Several players were treated for injuries during the Bethune-Cookman game, but the only one Golden said was definitely out was snapper Sean McNally. He was unsure about the status of receiver Allen Hurns (concussion), but said “he’s made progress,” and that “they were going to do some conditioning with him [Sunday] to see where he’s at. Defensive tackle Curtis Porter (appendectomy) is “out until I’m informed otherwise,” Golden said. Safety Vaughn Telemaque (knee) is questionable for this week.
• Golden praised A.J. Highsmith, who got his first start at safety, saying “he was very audible back there and made calls with confidence. We weren’t really in a bad coverage all day Saturday in terms of the safety.”
• Golden said Jonathan Feliciano is “probably playing our best football up front on the offensive line,” and that he was “rugged” and “tough” and “in better condition finishing blocks downfield.”
NOON KICKOFF WOES
Golden was asked after the game if he would have liked to see “a bigger crowd out there.”
The crowd was announced at 39,435, seemingly at least twice the amount of fans that that showed up for the game. The Hurricanes rarely draw large crowds, but Saturday’s attendance — for the home opener, to boot — seemed meager even by the usual standards.
Sun Life Stadium’s football capacity is 75,540, according to the Miami Dolphins media guide.
“I don’t worry about the crowd,” Golden said. “I understand.
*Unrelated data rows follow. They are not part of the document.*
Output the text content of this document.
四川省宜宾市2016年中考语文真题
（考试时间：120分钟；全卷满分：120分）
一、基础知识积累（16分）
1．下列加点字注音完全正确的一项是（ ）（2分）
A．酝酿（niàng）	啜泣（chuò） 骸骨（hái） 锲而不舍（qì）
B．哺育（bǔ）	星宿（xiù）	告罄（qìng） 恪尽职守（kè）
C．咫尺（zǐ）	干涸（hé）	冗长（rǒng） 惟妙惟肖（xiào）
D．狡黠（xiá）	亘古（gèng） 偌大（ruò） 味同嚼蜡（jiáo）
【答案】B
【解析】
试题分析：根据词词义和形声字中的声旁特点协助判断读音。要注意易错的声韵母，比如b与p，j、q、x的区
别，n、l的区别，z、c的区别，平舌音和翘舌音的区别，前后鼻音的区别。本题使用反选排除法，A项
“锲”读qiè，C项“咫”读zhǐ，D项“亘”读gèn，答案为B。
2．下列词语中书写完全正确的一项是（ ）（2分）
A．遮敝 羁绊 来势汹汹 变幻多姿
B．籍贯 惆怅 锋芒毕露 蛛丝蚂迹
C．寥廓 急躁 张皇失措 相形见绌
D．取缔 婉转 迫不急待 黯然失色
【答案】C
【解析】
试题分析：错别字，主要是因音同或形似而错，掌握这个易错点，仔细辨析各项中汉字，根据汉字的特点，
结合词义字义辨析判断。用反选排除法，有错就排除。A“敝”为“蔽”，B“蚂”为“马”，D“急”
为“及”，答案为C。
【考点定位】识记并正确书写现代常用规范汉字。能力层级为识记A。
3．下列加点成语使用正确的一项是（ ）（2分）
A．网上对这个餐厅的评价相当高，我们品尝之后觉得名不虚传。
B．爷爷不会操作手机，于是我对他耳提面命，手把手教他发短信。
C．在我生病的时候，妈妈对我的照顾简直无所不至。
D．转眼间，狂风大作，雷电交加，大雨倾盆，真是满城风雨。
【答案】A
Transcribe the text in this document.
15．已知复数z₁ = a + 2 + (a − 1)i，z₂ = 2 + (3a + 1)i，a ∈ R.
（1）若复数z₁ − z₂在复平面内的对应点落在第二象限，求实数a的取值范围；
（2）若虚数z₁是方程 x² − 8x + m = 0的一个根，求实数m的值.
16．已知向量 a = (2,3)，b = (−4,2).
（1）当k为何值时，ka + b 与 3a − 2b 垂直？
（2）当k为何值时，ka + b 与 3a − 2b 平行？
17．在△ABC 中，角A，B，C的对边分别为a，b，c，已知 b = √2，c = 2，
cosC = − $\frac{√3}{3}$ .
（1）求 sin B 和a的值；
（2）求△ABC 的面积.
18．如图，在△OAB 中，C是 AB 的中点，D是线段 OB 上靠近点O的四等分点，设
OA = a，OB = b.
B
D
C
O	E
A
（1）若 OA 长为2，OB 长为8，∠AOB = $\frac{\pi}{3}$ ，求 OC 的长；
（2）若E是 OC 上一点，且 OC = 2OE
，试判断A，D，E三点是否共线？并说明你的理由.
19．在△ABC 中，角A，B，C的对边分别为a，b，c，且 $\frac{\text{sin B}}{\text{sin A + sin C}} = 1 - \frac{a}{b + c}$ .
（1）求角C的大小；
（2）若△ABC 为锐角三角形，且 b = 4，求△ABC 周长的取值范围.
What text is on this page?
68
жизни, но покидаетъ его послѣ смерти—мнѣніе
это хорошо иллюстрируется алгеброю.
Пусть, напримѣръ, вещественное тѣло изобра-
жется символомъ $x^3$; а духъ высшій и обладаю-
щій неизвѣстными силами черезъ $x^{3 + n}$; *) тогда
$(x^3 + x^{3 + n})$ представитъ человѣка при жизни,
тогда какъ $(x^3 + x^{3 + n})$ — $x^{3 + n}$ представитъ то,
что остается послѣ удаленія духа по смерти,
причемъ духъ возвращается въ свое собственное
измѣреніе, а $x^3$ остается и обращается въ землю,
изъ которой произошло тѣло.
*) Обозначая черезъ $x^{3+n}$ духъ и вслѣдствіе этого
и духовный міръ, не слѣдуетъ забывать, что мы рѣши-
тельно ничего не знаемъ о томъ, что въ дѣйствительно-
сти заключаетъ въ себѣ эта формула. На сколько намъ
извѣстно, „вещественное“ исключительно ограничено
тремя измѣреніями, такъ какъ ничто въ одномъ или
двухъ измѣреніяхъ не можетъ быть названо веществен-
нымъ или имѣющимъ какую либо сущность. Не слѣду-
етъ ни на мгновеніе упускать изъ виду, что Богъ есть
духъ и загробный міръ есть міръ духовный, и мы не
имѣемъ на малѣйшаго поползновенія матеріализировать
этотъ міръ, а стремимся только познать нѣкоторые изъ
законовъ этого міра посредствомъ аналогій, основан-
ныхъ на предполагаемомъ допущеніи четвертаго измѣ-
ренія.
I understand the market we’re in, and there’s going to be a day when we’re delivering. There’s going to be a day when we’re delivering and they’re going to come out and see guys like Duke Johnson and Malcolm Lewis, and those guys. And we’re going to grow up together. I promise you this team is going to grow up together.
“They’re working hard and they’re staying humble and staying together.”
That said, Golden was then asked if the noon kickoff helped the team better prepare for its next opponent, Georgia Tech, because of the padding it gives in terms of extra time.
“It does, tremendously,” Golden answered. “You know we were on the road the first two weeks and got back at 10 p.m. last week and 1 a.m. the week before. That’s tough on a team.”